Dreaming in Old Oldham, by Eli Y. Adashi MD, MS, CPE, FACOG PDF Print E-mail
Monday, 28 February 2011

When the phone rang at the home of the Edwards on October 4, 2010, a life of remarkable accomplishment, extraordinary struggle and equally impressive perseverance, finally came into a blinding focus. We will never know why it took the Nobel Committee over thirty years to recognize the midsummer birth of the world’s first “IVF baby.” What we do know is that delays have consequences. For one, Professor Robert G, Edwards, now gravely ill, is unlikely to be in a position to celebrate this well deserved recognition.  For another, Professor Patrick C. Steptoe, IVF’s other proud parent, departed since 1988, has been deprived of the likely prospect of sharing the 2010 Nobel Prize in Medicine.

For those of us born after 1978, IVF is just as plain a fact of life as any other dazzling medical technology. True as such statement may be, it does not begin to do justice to the subject matter. Lest it be forgotten, history was made and barrenness vanquished forever when Louise Brown was born on July 25, 1978 at the Oldham General Hospital in Oldham, England. Weighing in at 5-pound, 12-ounce shortly before midnight, this midsummer baby could not have been more glorious. Now married and the mother of a four year old (naturally conceived) son, Louise Brown has rightly earned a storied spot in this special human enterprise and for that matter in the annals of mankind. And so did Patrick Christopher Steptoe and Robert Geoffrey Edwards—the pioneering scientists who made it all possible.

Oft forgotten in the haze is the personal triumph of Lesley and John Brown, Louise’s parents, whose primary infertility (attributable to Lesley’s blocked fallopian tubes) remained unrequited through Lesley’s 30th birthday. Having endured untold hormonal tests, multiple painful radiologic assessments, several surgical procedures, and a complicated high-risk gestation, Lesley finally prevailed. To those who say that infertility is not a disease, we point out the hurt of childlessness, the agonizing wait, and the all-too-frequent letdowns.

More familiar is the personal triumph of Edwards and Steptoe, whose dogged 12-year collaboration and daring conviction finally resulted in success. Indeed, Edwards had gone down that road several times before only to be rebuffed. Although one can only guess how the physician-scientist pair felt that fateful evening, it must have been grand. This was after all a real game changer. The Lasker Award Committee reached similar conclusions as it selected Edwards to receive the 2001 Clinical Medical Research Award “For the development of in vitro fertilization, a technological advance that has revolutionized the treatment of human infertility.” They were right of course as they often are in that Lasker Awards routinely presage future recognition by the Nobel committee.

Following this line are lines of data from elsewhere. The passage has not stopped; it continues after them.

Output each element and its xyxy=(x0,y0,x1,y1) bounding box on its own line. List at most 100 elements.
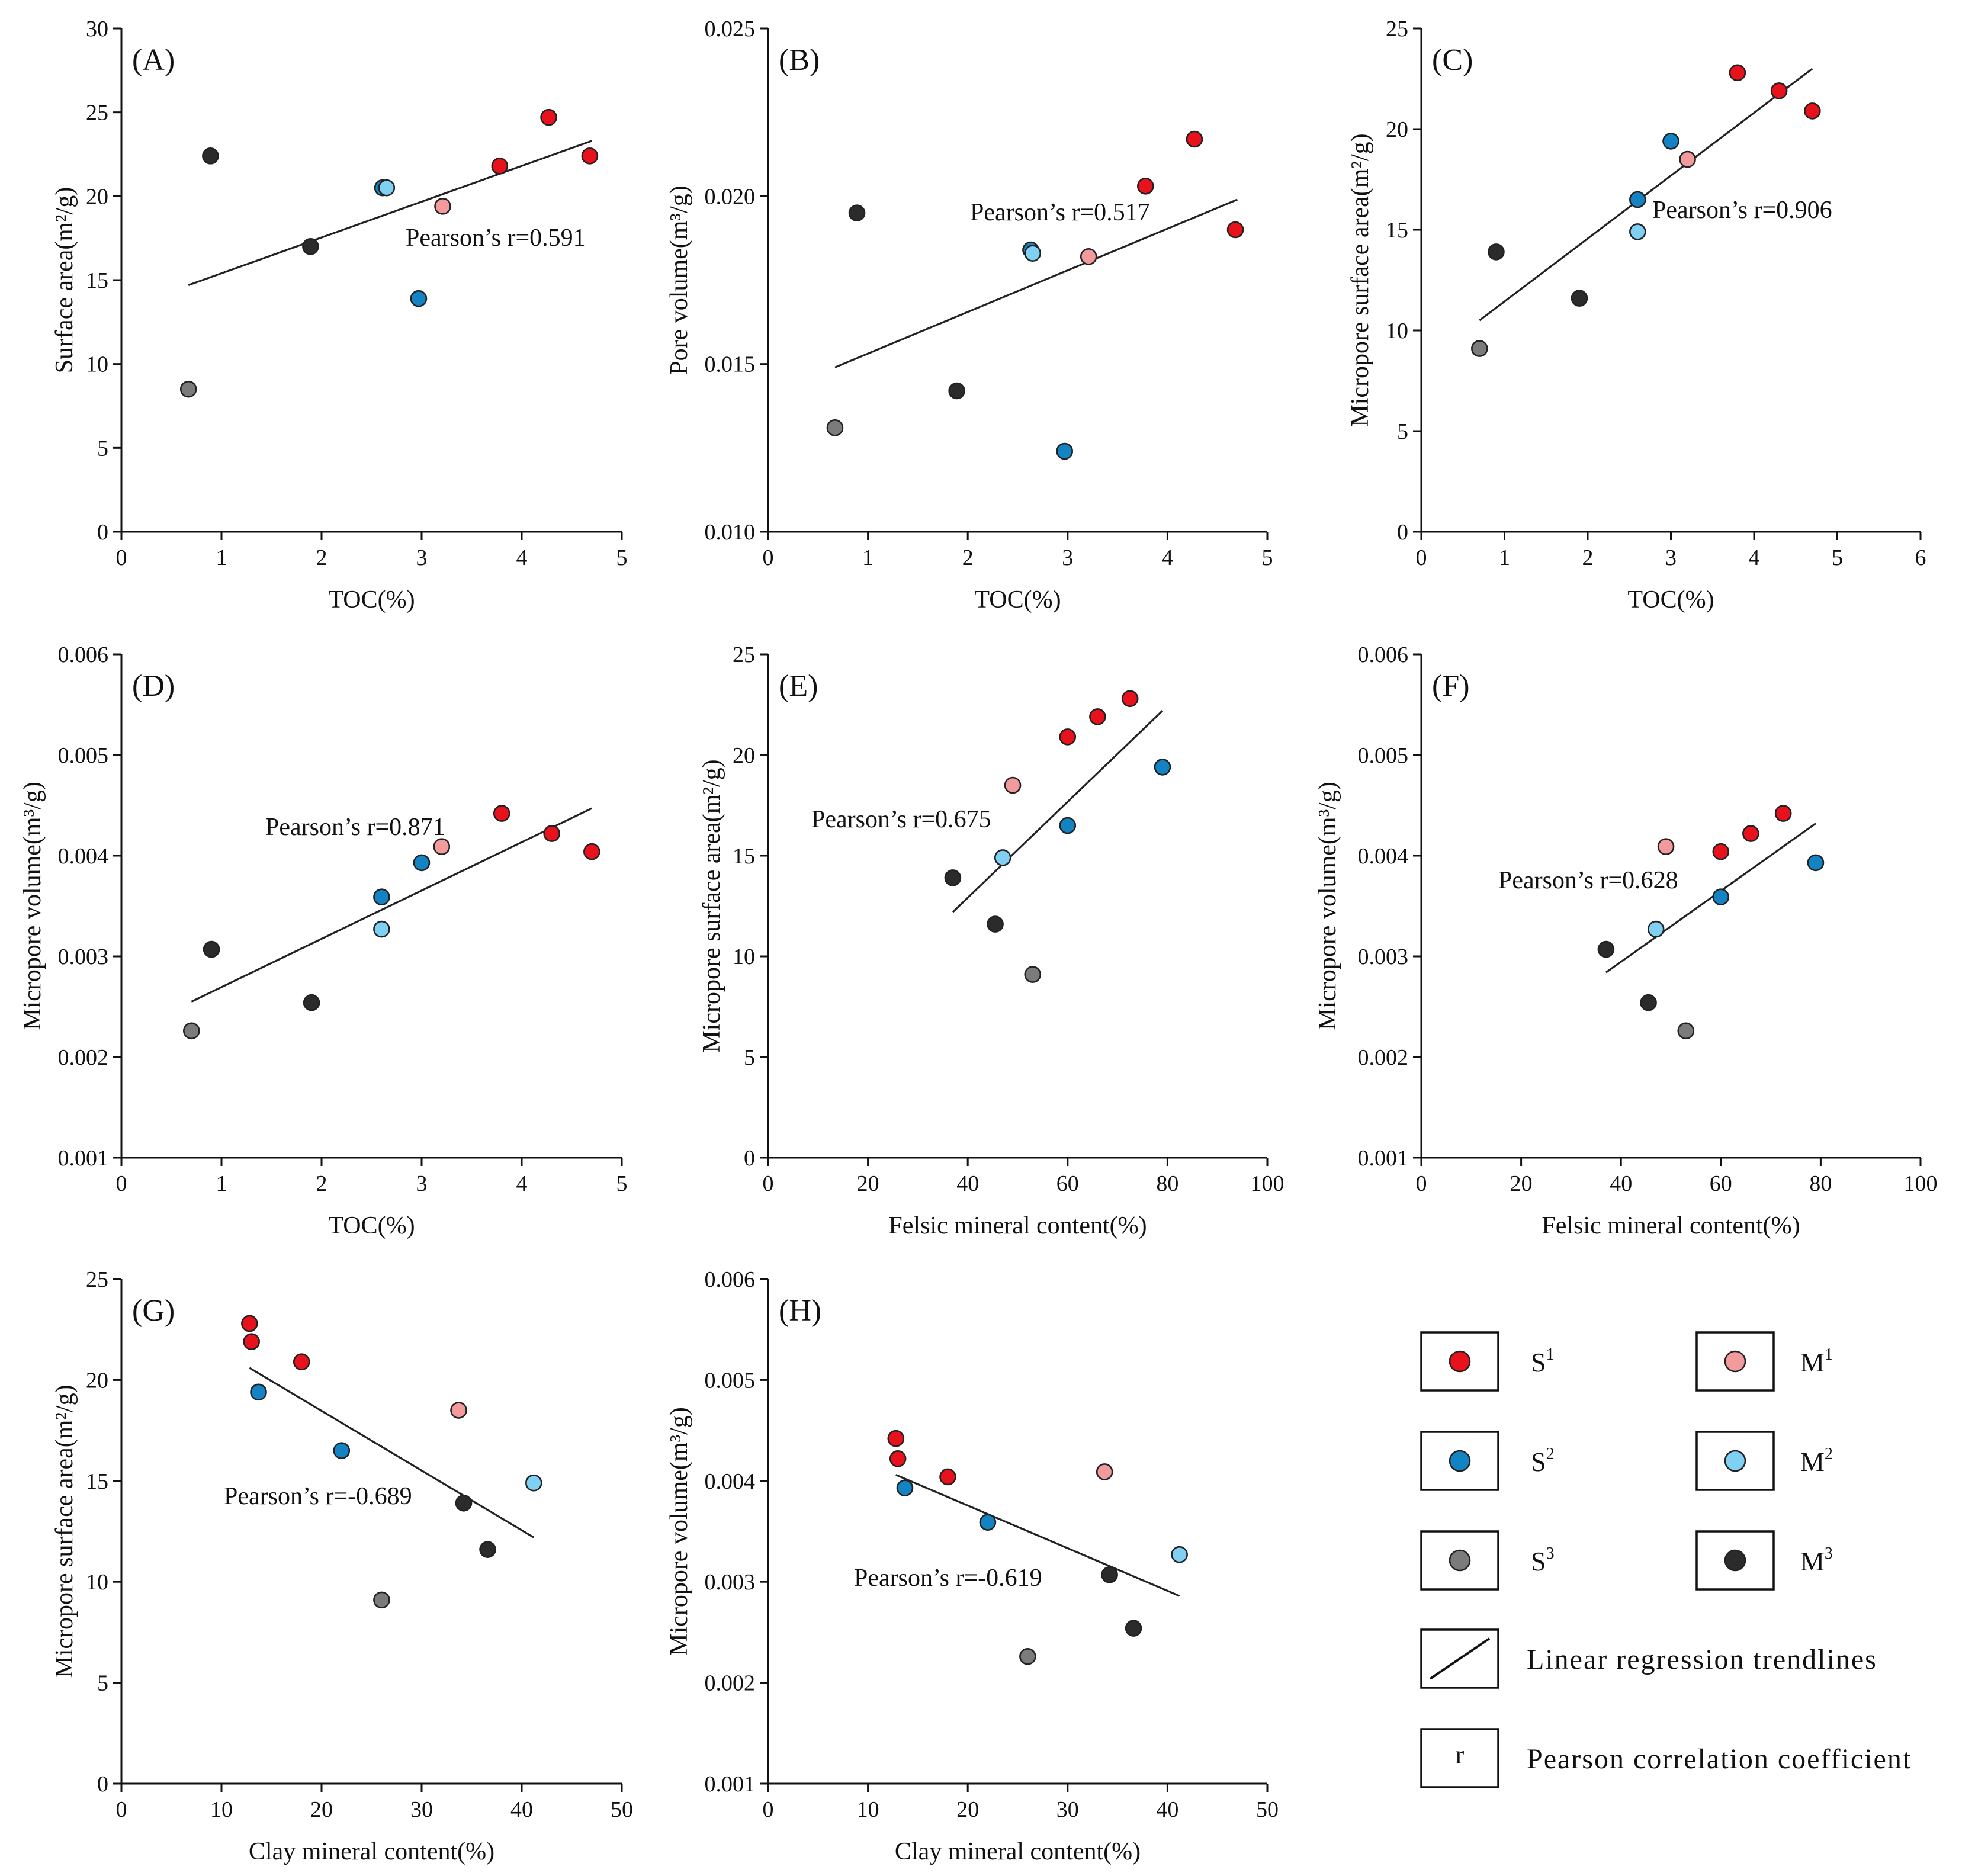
x-tick-label: 20 xyxy=(1510,1171,1533,1196)
y-tick-label: 0.001 xyxy=(58,1146,109,1171)
x-tick-label: 60 xyxy=(1056,1171,1079,1196)
x-tick-label: 0 xyxy=(763,1797,774,1822)
x-tick-label: 40 xyxy=(956,1171,979,1196)
x-tick-label: 40 xyxy=(510,1797,533,1822)
legend-trendline-glyph xyxy=(1429,1637,1491,1680)
y-axis-label: Micropore volume(m³/g) xyxy=(19,782,46,1030)
pearson-annotation: Pearson’s r=0.906 xyxy=(1652,197,1832,224)
trendline xyxy=(952,710,1164,913)
x-tick-label: 5 xyxy=(616,545,628,570)
y-tick-label: 15 xyxy=(1386,218,1408,243)
legend: S1 M1 S2 M2 xyxy=(1420,1331,1912,1788)
data-point-s1 xyxy=(243,1333,261,1350)
data-point-s2 xyxy=(896,1479,914,1497)
data-point-s1 xyxy=(1226,221,1244,239)
y-tick-label: 0.003 xyxy=(705,1570,756,1595)
x-tick-label: 1 xyxy=(862,545,874,570)
x-tick-label: 4 xyxy=(1162,545,1173,570)
y-tick-label: 30 xyxy=(86,17,108,41)
y-tick-label: 5 xyxy=(744,1045,755,1070)
panel-label: (E) xyxy=(779,669,818,703)
panel-label: (C) xyxy=(1432,43,1473,77)
data-point-s3 xyxy=(1024,966,1042,983)
x-tick-label: 0 xyxy=(1416,1171,1427,1196)
x-axis-label: Clay mineral content(%) xyxy=(249,1838,494,1865)
y-tick-label: 20 xyxy=(86,1368,108,1393)
data-point-m3 xyxy=(987,915,1004,933)
pearson-annotation: Pearson’s r=0.591 xyxy=(406,224,586,252)
legend-label-pearson: Pearson correlation coefficient xyxy=(1527,1743,1912,1775)
x-tick-label: 20 xyxy=(310,1797,333,1822)
x-tick-label: 20 xyxy=(956,1797,979,1822)
trendline xyxy=(1605,823,1816,974)
legend-item-pearson: r Pearson correlation coefficient xyxy=(1420,1728,1912,1788)
data-point-m1 xyxy=(1080,248,1097,265)
data-point-s2 xyxy=(1629,191,1646,208)
x-tick-label: 4 xyxy=(516,1171,528,1196)
x-tick-label: 50 xyxy=(611,1797,633,1822)
y-tick-label: 0 xyxy=(744,1146,755,1171)
x-tick-label: 5 xyxy=(1262,545,1273,570)
data-point-s1 xyxy=(1121,690,1139,708)
panel-d: 0 1 2 3 4 5 0.001 0.002 0.003 0.004 0.005 0.006 TOC(… xyxy=(19,643,628,1239)
data-point-m3 xyxy=(1488,243,1505,261)
data-point-s1 xyxy=(1059,728,1077,746)
data-point-s2 xyxy=(1807,854,1825,872)
y-tick-label: 0.004 xyxy=(705,1469,756,1494)
data-point-s1 xyxy=(1089,708,1106,725)
data-point-s1 xyxy=(889,1450,907,1467)
data-point-s1 xyxy=(540,108,557,126)
data-point-s3 xyxy=(373,1591,390,1609)
panel-g: 0 10 20 30 40 50 0 5 10 15 20 25 Clay mineral conten… xyxy=(51,1267,633,1865)
x-tick-label: 6 xyxy=(1915,545,1926,570)
x-tick-label: 3 xyxy=(416,545,428,570)
trendline xyxy=(1479,68,1813,322)
y-tick-label: 25 xyxy=(86,101,108,126)
y-tick-label: 20 xyxy=(1386,117,1408,142)
data-point-s2 xyxy=(1154,759,1171,776)
data-point-m2 xyxy=(1629,223,1646,240)
y-axis-label: Pore volume(m³/g) xyxy=(666,185,693,374)
legend-item-m3: M3 xyxy=(1695,1530,1833,1591)
y-tick-label: 5 xyxy=(1397,419,1408,444)
y-tick-label: 15 xyxy=(86,1469,108,1494)
x-axis-label: TOC(%) xyxy=(1627,586,1714,613)
data-point-m3 xyxy=(1571,290,1588,307)
data-point-m3 xyxy=(1101,1566,1118,1583)
data-point-s2 xyxy=(979,1514,997,1531)
x-axis-label: Felsic mineral content(%) xyxy=(1542,1212,1800,1239)
panel-a: 0 1 2 3 4 5 0 5 10 15 20 25 30 TOC(%) Surface area(m²/… xyxy=(51,17,628,613)
x-axis-label: TOC(%) xyxy=(974,586,1061,613)
y-tick-label: 0.015 xyxy=(705,352,756,377)
data-point-s1 xyxy=(1774,805,1792,822)
x-tick-label: 2 xyxy=(316,545,327,570)
trendline xyxy=(191,807,592,1003)
data-point-s1 xyxy=(581,147,599,165)
legend-item-s1: S1 xyxy=(1420,1331,1555,1392)
data-point-s1 xyxy=(1186,130,1203,148)
x-tick-label: 60 xyxy=(1710,1171,1732,1196)
legend-marker-m1 xyxy=(1724,1350,1746,1373)
legend-marker-m2 xyxy=(1724,1450,1746,1472)
y-tick-label: 0.005 xyxy=(705,1368,756,1393)
trendline xyxy=(249,1367,535,1538)
data-point-m1 xyxy=(1657,838,1675,855)
legend-marker-s1 xyxy=(1449,1350,1471,1373)
x-tick-label: 0 xyxy=(116,545,127,570)
data-point-m3 xyxy=(948,382,965,400)
y-tick-label: 20 xyxy=(86,184,108,209)
x-tick-label: 40 xyxy=(1156,1797,1178,1822)
data-point-s1 xyxy=(1804,102,1821,120)
data-point-s2 xyxy=(333,1442,351,1459)
x-tick-label: 4 xyxy=(516,545,528,570)
data-point-m3 xyxy=(1597,940,1615,958)
legend-marker-s3 xyxy=(1449,1549,1471,1572)
legend-label-s2: S2 xyxy=(1531,1445,1555,1477)
data-point-s2 xyxy=(1056,442,1074,460)
legend-label-m3: M3 xyxy=(1800,1544,1833,1576)
y-axis-label: Micropore volume(m³/g) xyxy=(1314,782,1341,1030)
data-point-s1 xyxy=(1729,64,1746,82)
data-point-m3 xyxy=(944,869,962,886)
y-tick-label: 10 xyxy=(86,1570,108,1595)
y-tick-label: 0.003 xyxy=(58,945,109,969)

Talk about “disruptive” innovation. Defined by Harvard Business School Professor Clayton M. Christensen as an innovation that creates a new (and unexpected) field of endeavor, IVF fits the bill: a radically creative innovation meeting an unfulfilled need. Indeed, prior to 1978, there was precious little one could offer the Browns in their desperation. The ascent of IVF changed all that. However one characterizes the nature of the innovation involved, to many, the abolition of infertility for all practical purposes ranks right up there with the greatest medical discoveries of all time. Dito, say the proud parents of the 4 million “IVF babies” in our global midst.

In retrospect, Louise Brown almost never happened. The odds for a “take” were hardly favorable, perhaps even quixotic. And yet, success knocked when a single egg—laparoscopically retrieved by Steptoe in the course of a natural menstrual cycle—was fertilized in vitro by Edwards to yield an implantation-worthy eight-cell embryo. But what, one must ask, were the odds of a single embryo transfer yielding a viable pregnancy with 1977 technology? Impossible to tell of course but likely below 10 percent per embryo transferred. After all, the very best which today’s technology has to offer in this context (i.e. of natural cycle IVF) is unlikely to exceed a 15 percent ongoing pregnancy rate per embryo transferred. It stands to reason that neither Edwards nor Steptoe paid any attention to the odds. Toughened by multiple prior letdowns, it was too early for the pair to call it a day. Failure was not an option. Such was their power of conviction. And the world has never been the same since.

At the time of this writing, well over 4 million “IVF babies” will have been born worldwide. What this means is that innumerable barren couples have been spared the agony of Lesley and John Brown. This also means doing away with the painful physician utterance: “So sorry but there is nothing more we can do for you,” standard fare prior to 1978. Hard to imagine but it was not all that long ago that the walking child-less were quietly suffering in our midst. To think about the countless couples doomed to a child-less life is to realize a collective pent up pain, only occasionally relieved by adoption when elected. Parenthood is a presumption after all: one we are led to expect; one we mourn if denied. It is a big piece of what we are here for. And so, let us never forget the magic of that distant midsummer night in old Oldham the echoes of which are guaranteed to reverberate for a long time to come.